ソーシャルビジネスからエヴァの缶詰まで、広がる“おいしい”保存食の活躍(後編)嶋田淑之の「リーダーは眠らない」(1/5 ページ)

» 2011年07月22日 08時00分 公開
[嶋田淑之,Business Media 誠]

嶋田淑之の「リーダーは眠らない」とは?

 技術革新のスピードが上がり、経済のグローバル化も進む中、日夜、自らの組織のために粉骨砕身するリーダーたち。彼らはどんな思いを抱き、どんなことに注目して、事業を運営しているのでしょうか。「リーダーは眠らない」では、さまざまな企業や団体のトップに登場していただき、業界の“今”を語ってもらいます。

 インタビュアーは戦略経営に詳しい嶋田淑之氏。徹底した聞き取りを通して、リーダーの心の内に鋭く迫ります。

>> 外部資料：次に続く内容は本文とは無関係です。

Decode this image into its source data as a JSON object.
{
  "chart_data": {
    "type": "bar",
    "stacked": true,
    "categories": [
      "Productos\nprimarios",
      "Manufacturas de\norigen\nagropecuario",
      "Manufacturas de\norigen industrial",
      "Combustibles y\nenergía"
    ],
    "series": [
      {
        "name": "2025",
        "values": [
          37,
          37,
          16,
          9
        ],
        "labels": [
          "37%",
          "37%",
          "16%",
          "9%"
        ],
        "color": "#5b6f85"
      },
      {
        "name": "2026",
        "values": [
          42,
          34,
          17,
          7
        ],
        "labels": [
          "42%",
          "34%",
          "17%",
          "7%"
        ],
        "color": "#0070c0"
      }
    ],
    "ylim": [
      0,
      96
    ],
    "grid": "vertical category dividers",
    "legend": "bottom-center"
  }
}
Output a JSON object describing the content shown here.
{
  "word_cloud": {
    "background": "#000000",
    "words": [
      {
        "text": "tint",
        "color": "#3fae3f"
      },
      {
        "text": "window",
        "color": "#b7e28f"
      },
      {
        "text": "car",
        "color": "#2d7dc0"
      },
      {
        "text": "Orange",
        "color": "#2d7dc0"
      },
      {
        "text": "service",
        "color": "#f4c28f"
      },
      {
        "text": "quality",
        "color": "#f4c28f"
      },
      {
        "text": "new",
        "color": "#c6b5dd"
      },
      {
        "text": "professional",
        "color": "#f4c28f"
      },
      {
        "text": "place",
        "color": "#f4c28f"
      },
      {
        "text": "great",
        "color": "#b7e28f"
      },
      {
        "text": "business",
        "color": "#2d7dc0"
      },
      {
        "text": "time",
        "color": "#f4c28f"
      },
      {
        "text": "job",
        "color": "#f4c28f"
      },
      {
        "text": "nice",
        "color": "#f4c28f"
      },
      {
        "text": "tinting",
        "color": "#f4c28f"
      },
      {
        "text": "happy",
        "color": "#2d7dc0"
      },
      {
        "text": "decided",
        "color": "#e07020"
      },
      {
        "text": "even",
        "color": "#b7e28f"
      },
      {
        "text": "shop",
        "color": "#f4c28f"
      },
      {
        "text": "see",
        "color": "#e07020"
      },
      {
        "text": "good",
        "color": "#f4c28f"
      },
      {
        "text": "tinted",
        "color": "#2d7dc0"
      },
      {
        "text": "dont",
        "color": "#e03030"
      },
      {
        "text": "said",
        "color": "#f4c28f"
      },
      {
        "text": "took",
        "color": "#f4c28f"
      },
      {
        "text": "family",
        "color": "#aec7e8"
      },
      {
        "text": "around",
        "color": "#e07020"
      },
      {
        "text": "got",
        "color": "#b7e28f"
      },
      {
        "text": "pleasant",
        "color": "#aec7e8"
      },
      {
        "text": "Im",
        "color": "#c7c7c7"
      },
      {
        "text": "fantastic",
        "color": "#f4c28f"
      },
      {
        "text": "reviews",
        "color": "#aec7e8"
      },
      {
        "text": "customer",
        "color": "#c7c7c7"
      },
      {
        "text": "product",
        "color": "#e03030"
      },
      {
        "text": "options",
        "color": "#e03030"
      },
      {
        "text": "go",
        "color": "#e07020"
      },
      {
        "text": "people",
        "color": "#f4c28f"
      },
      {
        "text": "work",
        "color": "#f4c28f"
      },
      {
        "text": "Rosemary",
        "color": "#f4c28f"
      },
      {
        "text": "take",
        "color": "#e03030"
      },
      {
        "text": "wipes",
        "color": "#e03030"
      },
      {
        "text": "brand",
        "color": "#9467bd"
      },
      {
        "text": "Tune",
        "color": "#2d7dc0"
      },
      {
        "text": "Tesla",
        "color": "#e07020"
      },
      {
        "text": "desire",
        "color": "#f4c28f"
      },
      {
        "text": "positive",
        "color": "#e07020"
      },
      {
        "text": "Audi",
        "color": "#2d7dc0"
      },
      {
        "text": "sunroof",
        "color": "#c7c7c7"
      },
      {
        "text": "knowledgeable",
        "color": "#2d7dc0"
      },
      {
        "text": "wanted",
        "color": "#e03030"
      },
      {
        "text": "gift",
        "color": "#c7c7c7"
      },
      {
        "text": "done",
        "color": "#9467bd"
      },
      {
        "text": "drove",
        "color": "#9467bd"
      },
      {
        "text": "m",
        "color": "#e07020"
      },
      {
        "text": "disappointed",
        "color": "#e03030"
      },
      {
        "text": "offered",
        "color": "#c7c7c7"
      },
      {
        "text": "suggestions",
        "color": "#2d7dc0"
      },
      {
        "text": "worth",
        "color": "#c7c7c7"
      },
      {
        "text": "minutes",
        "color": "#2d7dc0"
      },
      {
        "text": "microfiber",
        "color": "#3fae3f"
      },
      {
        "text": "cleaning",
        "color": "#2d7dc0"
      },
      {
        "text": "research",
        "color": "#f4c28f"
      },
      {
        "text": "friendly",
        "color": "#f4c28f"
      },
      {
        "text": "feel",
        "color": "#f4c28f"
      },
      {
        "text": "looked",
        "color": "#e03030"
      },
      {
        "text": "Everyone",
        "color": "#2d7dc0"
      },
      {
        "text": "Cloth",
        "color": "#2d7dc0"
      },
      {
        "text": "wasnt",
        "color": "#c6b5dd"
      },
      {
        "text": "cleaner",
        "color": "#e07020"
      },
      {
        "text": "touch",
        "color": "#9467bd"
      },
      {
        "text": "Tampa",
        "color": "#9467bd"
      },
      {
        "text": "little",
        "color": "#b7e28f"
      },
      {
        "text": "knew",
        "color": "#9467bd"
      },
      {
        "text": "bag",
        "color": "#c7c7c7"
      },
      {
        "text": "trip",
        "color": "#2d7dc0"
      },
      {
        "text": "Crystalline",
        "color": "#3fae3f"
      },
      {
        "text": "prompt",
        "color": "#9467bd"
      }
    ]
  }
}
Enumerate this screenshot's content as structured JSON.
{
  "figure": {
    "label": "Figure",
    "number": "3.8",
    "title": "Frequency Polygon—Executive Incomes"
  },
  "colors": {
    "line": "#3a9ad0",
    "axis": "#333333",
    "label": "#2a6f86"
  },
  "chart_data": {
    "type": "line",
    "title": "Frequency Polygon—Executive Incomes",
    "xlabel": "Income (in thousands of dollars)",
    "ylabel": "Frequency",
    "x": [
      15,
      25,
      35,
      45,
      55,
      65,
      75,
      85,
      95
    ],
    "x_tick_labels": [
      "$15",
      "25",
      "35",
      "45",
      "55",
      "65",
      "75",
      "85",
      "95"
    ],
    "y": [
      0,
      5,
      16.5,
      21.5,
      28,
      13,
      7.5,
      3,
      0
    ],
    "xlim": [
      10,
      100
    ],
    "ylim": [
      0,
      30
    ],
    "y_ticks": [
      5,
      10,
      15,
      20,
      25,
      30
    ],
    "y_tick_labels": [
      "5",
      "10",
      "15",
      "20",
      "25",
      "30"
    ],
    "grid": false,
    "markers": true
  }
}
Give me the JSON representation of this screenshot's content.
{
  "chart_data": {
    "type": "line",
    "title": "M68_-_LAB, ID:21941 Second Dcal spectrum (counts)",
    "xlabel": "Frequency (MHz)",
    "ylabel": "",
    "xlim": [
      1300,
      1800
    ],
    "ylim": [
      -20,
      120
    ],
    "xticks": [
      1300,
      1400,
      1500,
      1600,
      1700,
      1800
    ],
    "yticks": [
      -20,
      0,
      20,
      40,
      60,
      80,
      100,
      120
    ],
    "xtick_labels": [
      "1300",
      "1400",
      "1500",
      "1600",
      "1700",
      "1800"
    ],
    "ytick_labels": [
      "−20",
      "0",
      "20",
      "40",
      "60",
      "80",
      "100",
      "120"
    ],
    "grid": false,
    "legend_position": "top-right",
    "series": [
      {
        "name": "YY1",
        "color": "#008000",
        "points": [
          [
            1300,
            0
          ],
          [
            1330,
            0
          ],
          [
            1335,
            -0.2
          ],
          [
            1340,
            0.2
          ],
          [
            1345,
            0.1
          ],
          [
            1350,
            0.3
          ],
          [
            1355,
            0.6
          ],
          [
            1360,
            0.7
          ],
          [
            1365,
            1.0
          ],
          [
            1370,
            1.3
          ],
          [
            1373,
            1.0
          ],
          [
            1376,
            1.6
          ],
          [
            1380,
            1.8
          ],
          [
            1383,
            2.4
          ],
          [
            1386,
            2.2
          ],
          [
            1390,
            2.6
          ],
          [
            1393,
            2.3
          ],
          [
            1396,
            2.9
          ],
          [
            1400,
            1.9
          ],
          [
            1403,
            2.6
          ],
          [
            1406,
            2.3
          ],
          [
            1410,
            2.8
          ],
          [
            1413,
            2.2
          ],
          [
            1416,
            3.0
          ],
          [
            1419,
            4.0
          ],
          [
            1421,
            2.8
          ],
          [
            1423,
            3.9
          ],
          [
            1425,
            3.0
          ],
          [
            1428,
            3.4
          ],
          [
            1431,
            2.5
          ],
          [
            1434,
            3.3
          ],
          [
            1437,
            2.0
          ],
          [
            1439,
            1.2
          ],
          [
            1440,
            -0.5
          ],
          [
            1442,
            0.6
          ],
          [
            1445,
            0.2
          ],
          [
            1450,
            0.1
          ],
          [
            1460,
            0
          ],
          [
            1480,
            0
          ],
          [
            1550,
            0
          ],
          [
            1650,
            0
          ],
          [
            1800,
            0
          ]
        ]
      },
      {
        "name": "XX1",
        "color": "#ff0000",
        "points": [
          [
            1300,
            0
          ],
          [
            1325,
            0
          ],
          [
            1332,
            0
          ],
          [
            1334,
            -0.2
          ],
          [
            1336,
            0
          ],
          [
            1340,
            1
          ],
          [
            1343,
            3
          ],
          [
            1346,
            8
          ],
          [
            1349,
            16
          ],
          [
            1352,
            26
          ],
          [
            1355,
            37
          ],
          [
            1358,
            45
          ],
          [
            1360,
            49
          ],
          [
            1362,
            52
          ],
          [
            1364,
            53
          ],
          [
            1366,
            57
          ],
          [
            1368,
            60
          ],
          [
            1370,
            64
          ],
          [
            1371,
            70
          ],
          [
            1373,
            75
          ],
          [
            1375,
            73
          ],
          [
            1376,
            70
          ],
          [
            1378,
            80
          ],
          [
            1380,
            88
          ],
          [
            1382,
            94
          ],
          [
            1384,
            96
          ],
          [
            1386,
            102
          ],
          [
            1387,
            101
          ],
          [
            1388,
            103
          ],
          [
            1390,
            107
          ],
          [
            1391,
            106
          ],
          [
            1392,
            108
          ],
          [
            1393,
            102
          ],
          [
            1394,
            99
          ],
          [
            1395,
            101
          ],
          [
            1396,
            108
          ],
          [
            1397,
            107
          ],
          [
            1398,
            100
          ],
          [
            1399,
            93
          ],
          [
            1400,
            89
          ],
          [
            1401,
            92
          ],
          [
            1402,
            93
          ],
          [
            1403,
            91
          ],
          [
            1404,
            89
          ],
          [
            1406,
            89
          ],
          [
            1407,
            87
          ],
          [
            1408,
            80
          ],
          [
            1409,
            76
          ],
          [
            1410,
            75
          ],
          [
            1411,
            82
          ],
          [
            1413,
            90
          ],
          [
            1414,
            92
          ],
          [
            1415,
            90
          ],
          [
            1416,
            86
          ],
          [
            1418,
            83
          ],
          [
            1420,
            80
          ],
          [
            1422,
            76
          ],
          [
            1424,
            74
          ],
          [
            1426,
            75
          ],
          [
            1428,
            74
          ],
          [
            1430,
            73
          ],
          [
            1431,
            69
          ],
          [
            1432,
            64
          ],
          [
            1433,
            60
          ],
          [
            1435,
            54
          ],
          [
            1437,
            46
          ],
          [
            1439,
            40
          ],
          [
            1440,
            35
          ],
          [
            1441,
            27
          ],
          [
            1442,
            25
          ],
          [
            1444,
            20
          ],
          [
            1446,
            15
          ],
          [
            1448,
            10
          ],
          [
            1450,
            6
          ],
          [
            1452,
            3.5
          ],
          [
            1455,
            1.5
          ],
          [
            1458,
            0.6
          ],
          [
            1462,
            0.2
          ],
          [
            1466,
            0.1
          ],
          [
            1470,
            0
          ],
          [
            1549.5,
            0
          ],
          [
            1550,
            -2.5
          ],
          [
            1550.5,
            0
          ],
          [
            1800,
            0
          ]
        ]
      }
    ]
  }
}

 栃木県北部の田園地帯に本社を置く小さなベーカリーでありながら、世界を舞台にしたソーシャルビジネスを展開するパン・アキモト。

 前編では同社の顔とも言うべき「パンの缶詰」の商品力と、これを最大限に活用するビジネス・モデル「救缶鳥プロジェクト」の概要についてご紹介した。そして東日本大震災で自ら被災しつつも、東北地方の被災地に対して、数々の困難を乗り越え、ビジネスとして支援活動を継続させてきたその姿をご紹介した。

 今回の後編では、そもそもパンの缶詰や救缶鳥プロジェクトという、世界に類例を見ない商品や被災地支援システムが、どのようなビジネスプロセスの中から形成されてきたのか、その過程を明らかにしたいと思う。そして、秋元さんが、今、どこに向かおうとしているのか、事業承継の問題も含めて、新しい展開について紹介したい。

 →地方企業が10万缶の“パンの缶詰”を被災地へ、パン・アキモトの支援活動とは(前編)

パン・アキモトの秋元義彦社長

原点は阪神・淡路大震災の被災地教会支援

 「パン・アキモトの創業者である父は、戦前から戦中にかけて大日本航空(現在のJAL)で、国際線の無線通信士を務めていて、英語やフランス語に堪能な当時としては珍しい国際派で、また熱心なクリスチャンでもありました。

 終戦直後の1947年に脱サラして、故郷の那須塩原で『秋元パン店』を始めました。その背景には、敗戦の混乱の中で食糧難に苦しむ人々を助けたいという気持ちがあったようです。同時に『これから日本人の生活は欧風化し、パン食が一般化する』という環境変化への読みがあったと聞いています。

 そして何よりも父自身が仕事柄、長年にわたって各国のパンに慣れ親しんでいたこともあって、当時の日本人としてはパンに対する知識や経験が豊富だったという点に強みを感じていたようです。さらに言えば、戦地に行っていないとはいえ、父の思いとして『アジアに償いをしたい』というのがあって、パンの製造技術を学びたいアジアの人々を集めて訓練し、製造機材とともに帰国させてあげようという意図があって創業したと聞いています。

 私自身は、1976年に法政大学経営学部を出てから2年間都内のパン屋で修行し、帰郷後に跡取りになったのですが、大きな転機が訪れたのは1995年です。

 この年に阪神・淡路大震災が発生したわけですが、父はクリスチャンだったことから関係の深かった神戸の教会に対して「パン屋として何か手伝えないだろうか」という思いに駆られたのです。そこで焼きたてのパンをトラックでリレー輸送して被災地の教会に送ったのですが、輸送に時間がかかったこともあって、結局、約3割のパンが廃棄されてしまいました。

パン・アキモトの直営店

 パン職人として、こんなに残念なことはありませんよね。1人でも多くの人に喜んでもらおうと思って丹精込めて焼いたパンですから。でも、それは先方も同様で、というよりは、先方にとってはより切羽詰まった問題だったでしょう。おいしくて保存性のあるパンを作って送ることが、その時から、双方にとっての緊急の課題になったのです」

 被災地・神戸からの熱い期待を背に受けて、開発は順調に進んだのだろうか?

 「難航しましたね。おいしさと保存性は両立が難しく、何度も実験しては失敗ということを繰り返しました。

 突破口が見出せないでいたある日、たまたま近所の農産加工場を通りかかったんです。そこでは地元の産品を缶詰にして出荷しているのですが、その製造ラインを見た瞬間、『そうだ! これはパンにも応用できるかもしれない』とひらめいたのです」

 それこそが「パンの缶詰」というコンセプトが生まれた瞬間だった。